Zé Peinha, sem pestanejar, respondeu: — Porque as do vizinho têm o recheio da aventura.

Paulo Freire riu, como quem aprende algo novo, e deixou o menino seguir com seu troféu. Não seria ele a cortar as asas de uma infância tão criativa.

Em outra oportunidade, foi a vez de Ariano Suassuna pegá-lo no flagra. O escritor, sempre atento aos detalhes da vida cotidiana, avistou o garoto pendurado no muro e decidiu intervir:

— Zé Peinha, se eu te der um puxão de orelha, vai doer mais ou menos que o do teu pai? — perguntou, com um sorriso maroto, mas de tom firme.

O menino, surpreso e sem resposta pronta, soltou a manga, escorregou do muro e saiu em disparada, jurando nunca mais invadir aquele quintal. Mas promessas de criança são como folhas ao vento: mudam de direção ao menor sinal de tentação.

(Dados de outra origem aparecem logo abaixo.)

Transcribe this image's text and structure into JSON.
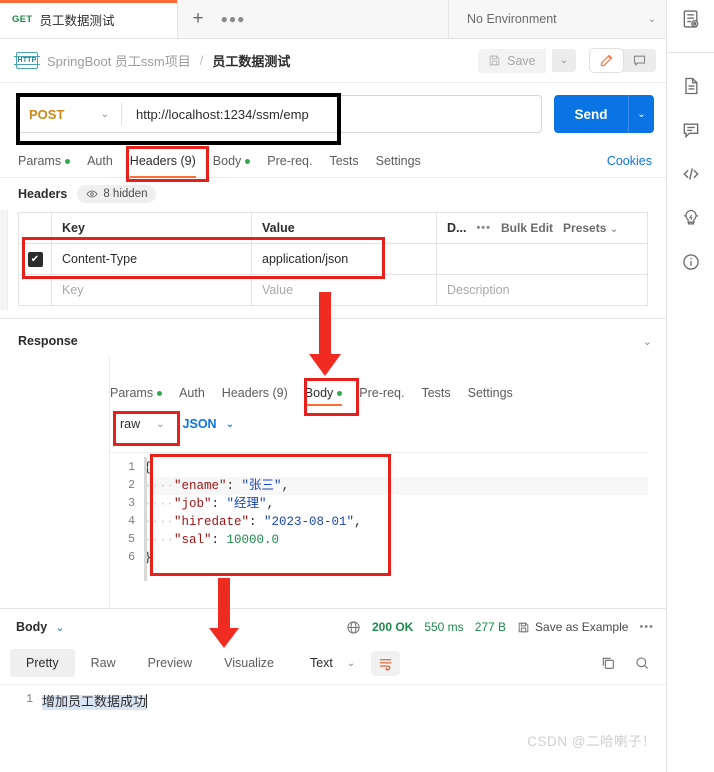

Depois daquele dia, Zé Peinha decidiu moderar suas aventuras. Passou a colher apenas as carambolas que se atreviam a ultrapassar os limites do quintal do doutor Luiz de França, pendendo para a rua como quem oferecia um convite à transgressão. Eram travessuras mais discretas, mas ainda assim cheias de sabor.

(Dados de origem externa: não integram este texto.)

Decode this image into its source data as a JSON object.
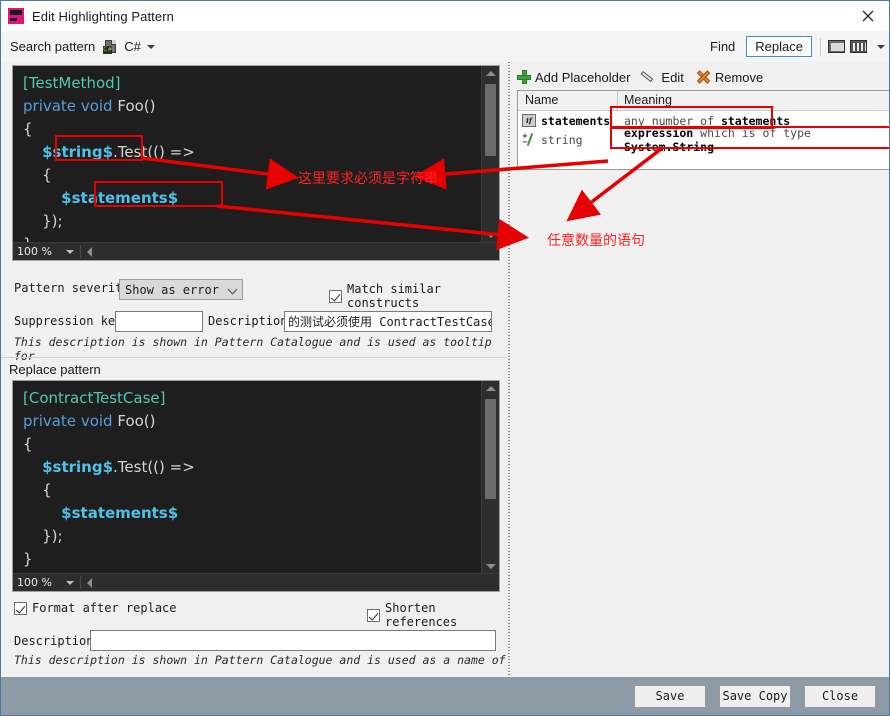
{
  "window": {
    "title": "Edit Highlighting Pattern",
    "app_icon": "resharper-icon",
    "close_icon": "close-icon"
  },
  "toolbar": {
    "search_pattern_label": "Search pattern",
    "language_icon": "csharp-file-icon",
    "language": "C#",
    "language_badge": "C#",
    "dropdown_icon": "chevron-down-icon",
    "find_tab": "Find",
    "replace_tab": "Replace",
    "active_tab": "Replace",
    "icon_button_1": "screenshot-icon",
    "icon_button_2": "filmstrip-icon",
    "icon_button_2_caret": "chevron-down-icon"
  },
  "search_editor": {
    "lines": [
      "[TestMethod]",
      "private void Foo()",
      "{",
      "    $string$.Test(() =>",
      "    {",
      "        $statements$",
      "    });",
      "}"
    ],
    "zoom": "100 %",
    "zoom_caret_icon": "chevron-down-icon",
    "scroll_up_icon": "triangle-up-icon",
    "scroll_down_icon": "triangle-down-icon"
  },
  "replace_section": {
    "label": "Replace pattern",
    "lines": [
      "[ContractTestCase]",
      "private void Foo()",
      "{",
      "    $string$.Test(() =>",
      "    {",
      "        $statements$",
      "    });",
      "}"
    ],
    "zoom": "100 %",
    "zoom_caret_icon": "chevron-down-icon"
  },
  "pattern_options": {
    "severity_label": "Pattern severity",
    "severity_value": "Show as error",
    "severity_caret_icon": "chevron-down-icon",
    "match_similar_label": "Match similar constructs",
    "match_similar_checked": true,
    "suppression_key_label": "Suppression key",
    "suppression_key_value": "",
    "description_label": "Description",
    "description_value": "的测试必须使用 ContractTestCase 特",
    "description_hint": "This description is shown in Pattern Catalogue and is used as tooltip for"
  },
  "replace_options": {
    "format_after_replace_label": "Format after replace",
    "format_after_replace_checked": true,
    "shorten_references_label": "Shorten references",
    "shorten_references_checked": true,
    "description_label": "Description",
    "description_value": "",
    "description_hint": "This description is shown in Pattern Catalogue and is used as a name of"
  },
  "placeholders": {
    "add_label": "Add Placeholder",
    "add_icon": "plus-icon",
    "edit_label": "Edit",
    "edit_icon": "pencil-icon",
    "remove_label": "Remove",
    "remove_icon": "x-icon",
    "columns": [
      "Name",
      "Meaning"
    ],
    "rows": [
      {
        "icon": "statement-placeholder-icon",
        "icon_text": "if",
        "name": "statements",
        "meaning_prefix": "any number of ",
        "meaning_bold": "statements"
      },
      {
        "icon": "expression-placeholder-icon",
        "name": "string",
        "meaning_bold_1": "expression",
        "meaning_mid": " which is of type ",
        "meaning_bold_2": "System.String"
      }
    ]
  },
  "annotations": {
    "note_string": "这里要求必须是字符串",
    "note_statements": "任意数量的语句",
    "color": "#e60000"
  },
  "footer": {
    "save_label": "Save",
    "save_copy_label": "Save Copy",
    "close_label": "Close"
  }
}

Hoje, Zé Peinha é um homem de cabelos prateados, que, saudosista, vez ou outra volta a andar pelas ruas de Casa Forte. Quando passa pelos velhos muros de sua infância, sente o coração aquecido pelas lembranças. O gosto das mangas roubadas ainda parece mais doce em sua memória, temperado pelo encanto de um tempo em que a vida era simples, e os muros do mundo, baixos o suficiente para serem superados com um salto.